Geocaches werden in unterschiedliche Größenklassen eingeteilt, von "Large" (einer im Wald mehr oder weniger vergrabenen Munitionskiste) bis zu "Micro" (typischerweise eine Filmdose). Nun gibt es Orte, an denen auch ein Micro schwierig zu verstecken oder zu auffällig wäre, beispielsweise in belebten Innenstädten oder an anderen Orten mit hohem Besucheraufkommen. Um auch dort einen Geocache verstecken zu können, haben sich ein paar
Wahnsinnige schlaue Leute Gedanken gemacht und einen kleinen Metallzylinder mit Magnethalterung und Gewinde gebaut. Der Nano war geboren.
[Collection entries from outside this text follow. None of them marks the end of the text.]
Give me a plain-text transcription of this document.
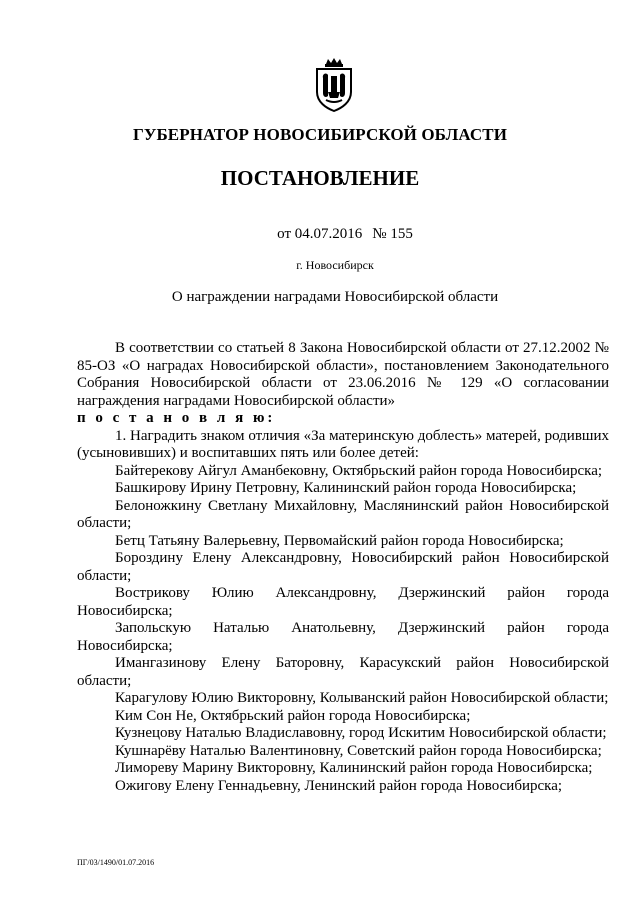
ГУБЕРНАТОР НОВОСИБИРСКОЙ ОБЛАСТИ
ПОСТАНОВЛЕНИЕ
от 04.07.2016 № 155
г. Новосибирск
О награждении наградами Новосибирской области

В соответствии со статьей 8 Закона Новосибирской области от 27.12.2002 № 85-ОЗ «О наградах Новосибирской области», постановлением Законодательного Собрания Новосибирской области от 23.06.2016 № 129 «О согласовании награждения наградами Новосибирской области»

п о с т а н о в л я ю:

1. Наградить знаком отличия «За материнскую доблесть» матерей, родивших (усыновивших) и воспитавших пять или более детей:

Байтерекову Айгул Аманбековну, Октябрьский район города Новосибирска;

Башкирову Ирину Петровну, Калининский район города Новосибирска;

Белоножкину Светлану Михайловну, Маслянинский район Новосибирской области;

Бетц Татьяну Валерьевну, Первомайский район города Новосибирска;

Бороздину Елену Александровну, Новосибирский район Новосибирской области;

Вострикову Юлию Александровну, Дзержинский район города Новосибирска;

Запольскую Наталью Анатольевну, Дзержинский район города Новосибирска;

Имангазинову Елену Баторовну, Карасукский район Новосибирской области;

Карагулову Юлию Викторовну, Колыванский район Новосибирской области;

Ким Сон Не, Октябрьский район города Новосибирска;

Кузнецову Наталью Владиславовну, город Искитим Новосибирской области;

Кушнарёву Наталью Валентиновну, Советский район города Новосибирска;

Лимореву Марину Викторовну, Калининский район города Новосибирска;

Ожигову Елену Геннадьевну, Ленинский район города Новосибирска;

ПГ/03/1490/01.07.2016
So sieht er in freier Wildbahn aus:
Nervig daran ist nicht so sehr, daß Nanos schwierig zu finden sein können - das Suchen ist ja Teil des ganzen Spaßes. Allerdings scheinen sie im Moment gerade dermaßen "in" zu sein, daß jeder einen verstecken will - was dazu führt, daß zumindest hier in Stuttgart und Umgebung inflationär auch an Stellen Nanos versteckt werden, an die gut und gerne ein Micro oder noch größere Caches passen würden. Zudem sind Nanos eine äußerst fummelige Angelegenheit, da das Log"buch" ein eng zusammengerollter Streifen Papier ist. Wenn der Besitzer es sehr gut gemeint hat, ist es ohne Pinzette oder ähnliches praktisch unmöglich, an das Logbuch heranzukommen, zumal mit kalten oder verschwitzten Fingern. Zudem ist es schon prinzipbedingt nicht möglich, Gegenstände zu tauschen - der Nano ist einfach zu klein dafür. Alles zusammen kann für ziemlichen Frust beim Cachen sorgen.
Daher mein Aufruf an alle Cacheleger: Pflastert doch nicht einfach gedankenlos die Gegend mit Nanos zu, nur weil sie gerade so hip sind. Den passenden Cache am richtigen Ort, und im Zweifel mal etwas das Hirn beim Verstecken einschalten statt blind irgendwas in die Gegend zu klatschen. So haben alle länger Freude an unserem Hobby.